Varsha D. Badal, Petras J. Kundrotas, Ilya A. Vakser

Abstract

Structural modeling of protein-protein interactions produces a large number of putative configurations of the protein complexes. Identification of the near-native models among them is a serious challenge. Publicly available results of biomedical research may provide constraints on the binding mode, which can be essential for the docking. Our text-mining (TM) tool, which extracts binding site residues from the PubMed abstracts, was successfully applied to protein docking (Badal et al., PLoS Comput Biol, 2015; 11: e1004630). Still, many extracted residues were not relevant to the docking. We present an extension of the TM tool, which utilizes natural language processing (NLP) for analyzing the context of the residue occurrence. The procedure was tested using generic and specialized dictionaries. The results showed that the keyword dictionaries designed for identification of protein interactions are not adequate for the TM prediction of the binding mode. However, our dictionary designed to distinguish keywords relevant to the protein binding sites led to considerable improvement in the TM performance. We investigated the utility of several methods of context analysis, based on dissection of the sentence parse trees. The machine learning-based NLP filtered the pool of the mined residues significantly more efficiently than the rule-based NLP. Constraints generated by NLP were tested in docking of unbound proteins from the DOCKGROUND X-ray benchmark set 4. The output of the global low-resolution docking scan was post-processed, separately, by constraints from the basic TM, constraints re-ranked by NLP, and the reference constraints. The quality of a match was assessed by the interface root-mean-square deviation.
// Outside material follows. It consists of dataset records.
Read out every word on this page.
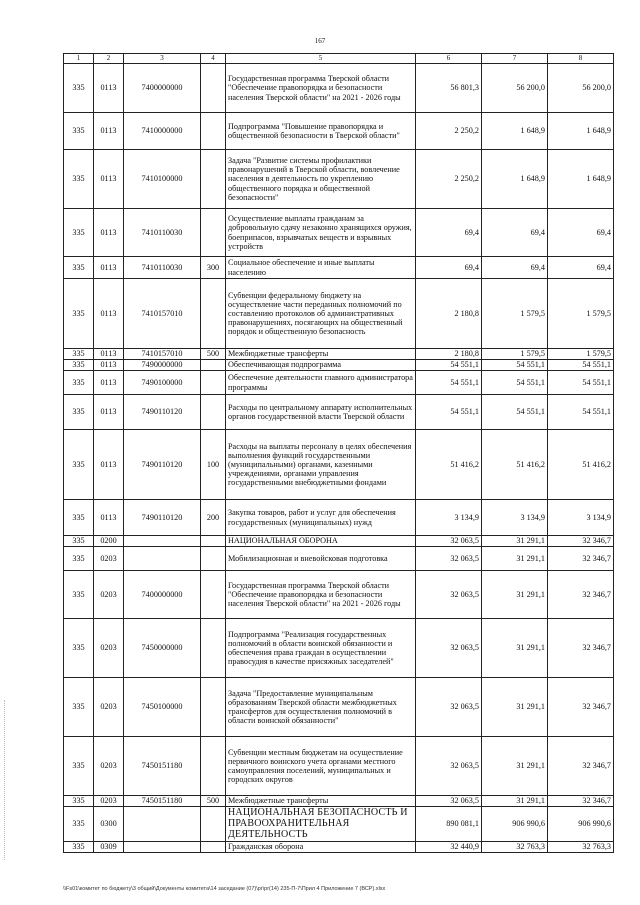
167
1	2	3	4	5	6	7	8
335	0113	7400000000		Государственная программа Тверской области "Обеспечение правопорядка и безопасности населения Тверской области" на 2021 - 2026 годы	56 801,3	56 200,0	56 200,0
335	0113	7410000000		Подпрограмма "Повышение правопорядка и общественной безопасности в Тверской области"	2 250,2	1 648,9	1 648,9
335	0113	7410100000		Задача "Развитие системы профилактики правонарушений в Тверской области, вовлечение населения в деятельность по укреплению общественного порядка и общественной безопасности"	2 250,2	1 648,9	1 648,9
335	0113	7410110030		Осуществление выплаты гражданам за добровольную сдачу незаконно хранящихся оружия, боеприпасов, взрывчатых веществ и взрывных устройств	69,4	69,4	69,4
335	0113	7410110030	300	Социальное обеспечение и иные выплаты населению	69,4	69,4	69,4
335	0113	7410157010		Субвенции федеральному бюджету на осуществление части переданных полномочий по составлению протоколов об административных правонарушениях, посягающих на общественный порядок и общественную безопасность	2 180,8	1 579,5	1 579,5
335	0113	7410157010	500	Межбюджетные трансферты	2 180,8	1 579,5	1 579,5
335	0113	7490000000		Обеспечивающая подпрограмма	54 551,1	54 551,1	54 551,1
335	0113	7490100000		Обеспечение деятельности главного администратора программы	54 551,1	54 551,1	54 551,1
335	0113	7490110120		Расходы по центральному аппарату исполнительных органов государственной власти Тверской области	54 551,1	54 551,1	54 551,1
335	0113	7490110120	100	Расходы на выплаты персоналу в целях обеспечения выполнения функций государственными (муниципальными) органами, казенными учреждениями, органами управления государственными внебюджетными фондами	51 416,2	51 416,2	51 416,2
335	0113	7490110120	200	Закупка товаров, работ и услуг для обеспечения государственных (муниципальных) нужд	3 134,9	3 134,9	3 134,9
335	0200			НАЦИОНАЛЬНАЯ ОБОРОНА	32 063,5	31 291,1	32 346,7
335	0203			Мобилизационная и вневойсковая подготовка	32 063,5	31 291,1	32 346,7
335	0203	7400000000		Государственная программа Тверской области "Обеспечение правопорядка и безопасности населения Тверской области" на 2021 - 2026 годы	32 063,5	31 291,1	32 346,7
335	0203	7450000000		Подпрограмма "Реализация государственных полномочий в области воинской обязанности и обеспечения права граждан в осуществлении правосудия в качестве присяжных заседателей"	32 063,5	31 291,1	32 346,7
335	0203	7450100000		Задача "Предоставление муниципальным образованиям Тверской области межбюджетных трансфертов для осуществления полномочий в области воинской обязанности"	32 063,5	31 291,1	32 346,7
335	0203	7450151180		Субвенции местным бюджетам на осуществление первичного воинского учета органами местного самоуправления поселений, муниципальных и городских округов	32 063,5	31 291,1	32 346,7
335	0203	7450151180	500	Межбюджетные трансферты	32 063,5	31 291,1	32 346,7
335	0300			НАЦИОНАЛЬНАЯ БЕЗОПАСНОСТЬ И ПРАВООХРАНИТЕЛЬНАЯ ДЕЯТЕЛЬНОСТЬ	890 081,1	906 990,6	906 990,6
335	0309			Гражданская оборона	32 440,9	32 763,3	32 763,3
\\Fs01\комитет по бюджету\3 общий\Документы комитета\14 заседание (07)\pr\pr(14) 235-П-7\Прил 4 Приложение 7 (ВСР).xlsx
The results showed significant improvement of the docking output when using the constraints generated by the advanced TM with NLP. The basic TM procedure for extracting protein-protein binding site residues from the PubMed abstracts was significantly advanced by the deep parsing (NLP techniques for contextual analysis) in purging of the initial pool of the extracted residues. Benchmarking showed a substantial increase of the docking success rate based on the constraints generated by the advanced TM with NLP.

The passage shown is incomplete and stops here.